The upgrade by Barclays comes after a detailed review of Burberry (LON:BRBY)’s recent financial performance and the conclusion of the reporting season. Madjo noted that Burberry’s high-end brand positioning, which was previously perceived as being at risk, has now stabilized. This change in perspective is a key factor in the revised rating.
Burberry, which experienced a loss at the EBIT level in the first half of 2025, managed to return to profitability in the second half of the year. This turnaround is significant as it indicates a positive trajectory for the company’s earnings before interest and taxes (EBIT). Looking ahead, the analyst anticipates further improvement in Burberry’s EBIT for the fiscal year 2026.

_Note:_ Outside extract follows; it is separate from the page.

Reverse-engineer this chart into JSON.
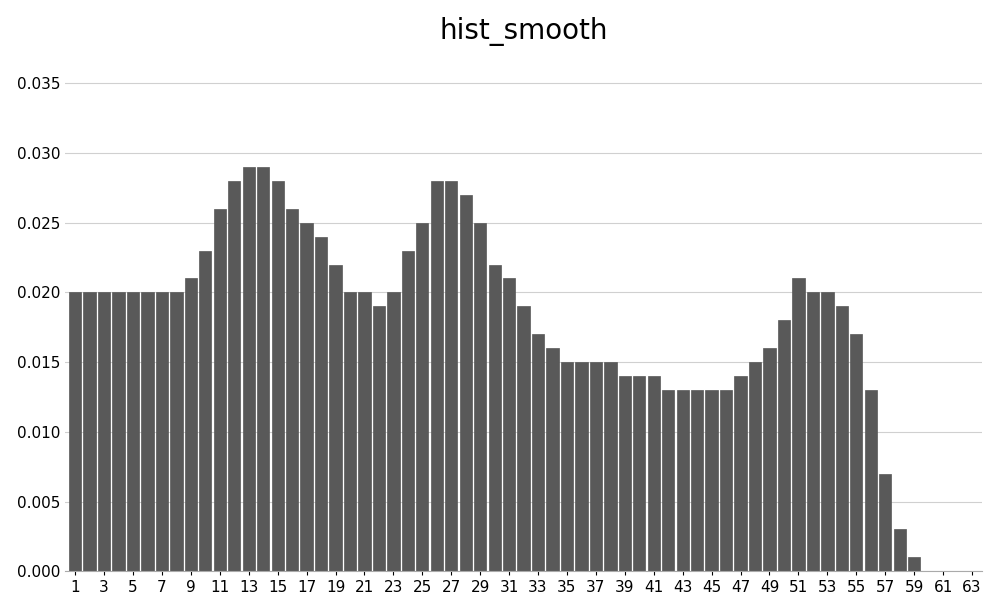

The analyst also pointed out that Burberry announced a higher amount of cost savings than previously expected. This strategic move is expected to provide the company with a buffer against potential economic challenges that could arise. Despite these positive developments, the Barclays analyst cautioned that Burberry’s brand transformation is still in its initial phases and that short-term revenue growth might remain in negative territory.
The revised price target to £10.00 reflects the analyst’s increased confidence in Burberry’s ability to navigate through its ongoing transformation and the expected benefits from cost-saving measures. While acknowledging the early stage of the brand’s evolution, the new price target suggests a more optimistic outlook for Burberry’s financial prospects.